Pain and Neuroinflammation Imaging Lab

A Randomized, Controlled Neuroimaging Trial of Cognitive-Behavioral Therapy for Fibromyalgia Pain



Fibromyalgia (FM) is characterized by pervasive pain-related symptomatology and high levels of negative affect. Mind-body treatments such as cognitive-behavioral therapy (CBT) appear to foster improvement in FM via reductions in pain-related catastrophizing, a set of negative, pain-amplifying cognitive and emotional processes. However, the neural underpinnings of CBT’s catastrophizing-reducing effects remain uncertain. This randomized, controlled, mechanistic trial was designed to assess CBT’s effects on pain catastrophizing and its underlying brain circuitry.


Of 114 enrolled participants, 98 underwent a baseline neuroimaging assessment and were randomized to 8 weeks of individual CBT or a matched fibromyalgia education control condition (EDU).


Compared with EDU, CBT produced larger decreases in pain catastrophizing at post-treatment (P < 0.05), and larger reductions in pain interference and symptom impact.
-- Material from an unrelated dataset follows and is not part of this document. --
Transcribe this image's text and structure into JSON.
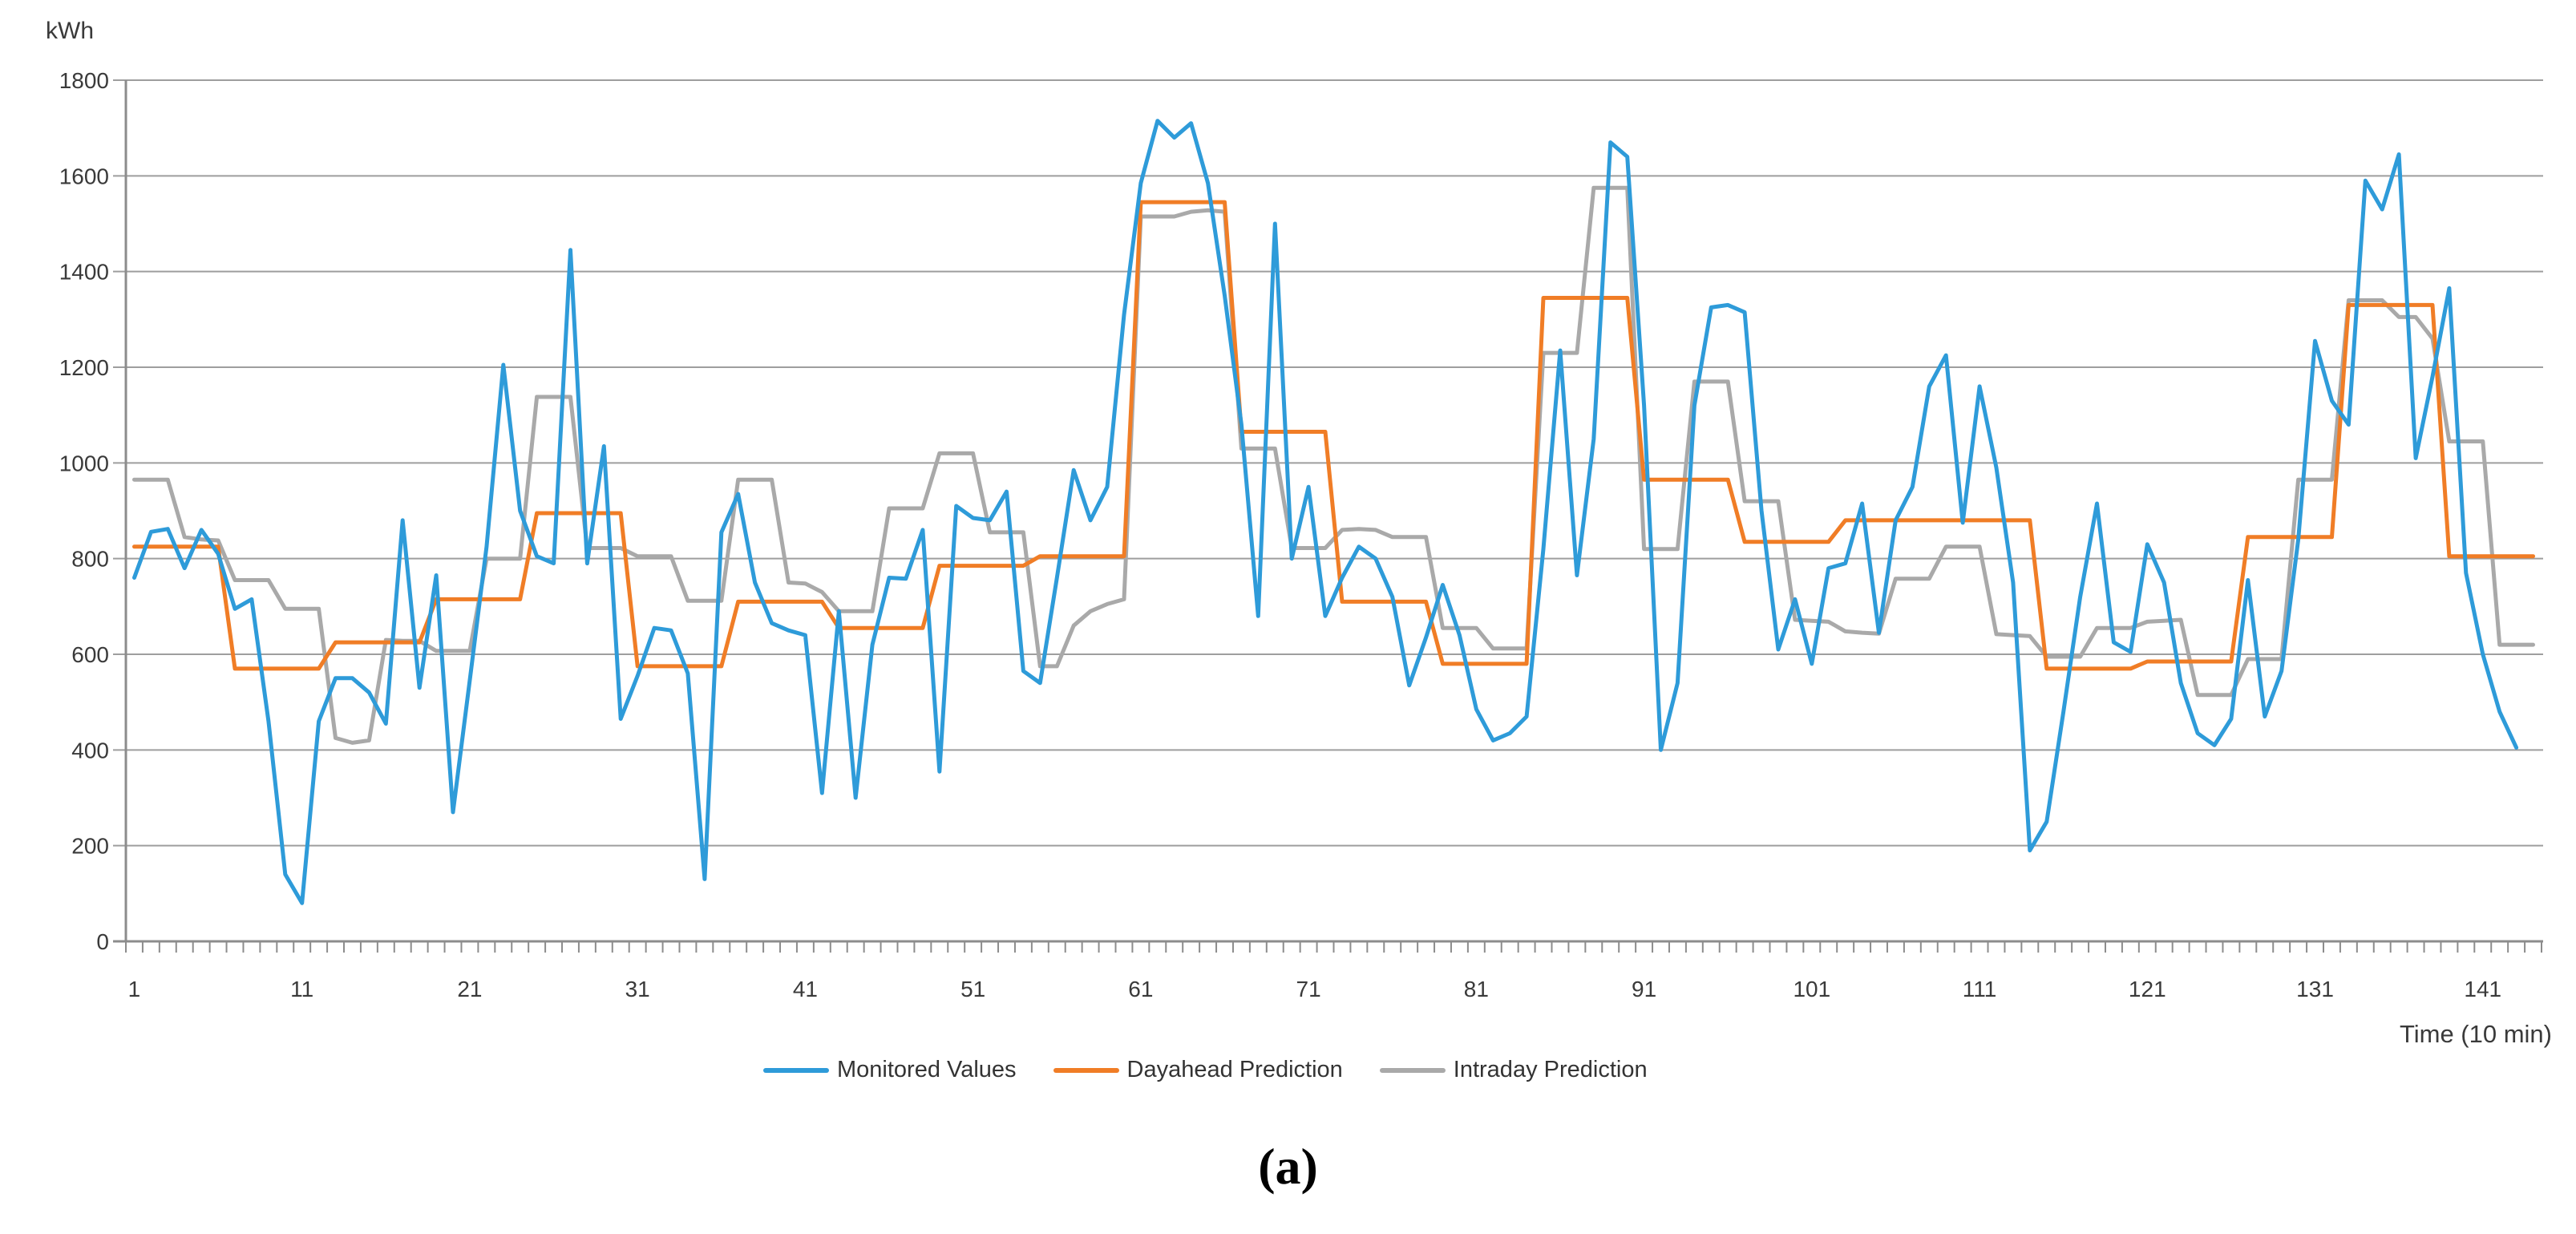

Decreases in pain catastrophizing played a significant role in mediating those functional improvements in the CBT group. At baseline, brain functional connectivity between ventral posterior cingulate cortex (vPCC), a key node of the default mode network, and somatomotor and salience network regions was increased during catastrophizing thoughts. Following CBT, vPCC connectivity to somatomotor and salience network areas was reduced.


Our results suggest clinically important and CBT-specific associations between somatosensory/motor- and salience-processing brain regions and the default mode network in chronic pain. These patterns of connectivity may contribute to individual differences (and treatment-related changes) in somatic self-awareness. CBT appears to provide clinical benefits at least partially by reducing pain-related catastrophizing and producing adaptive alterations in default mode network functional connectivity.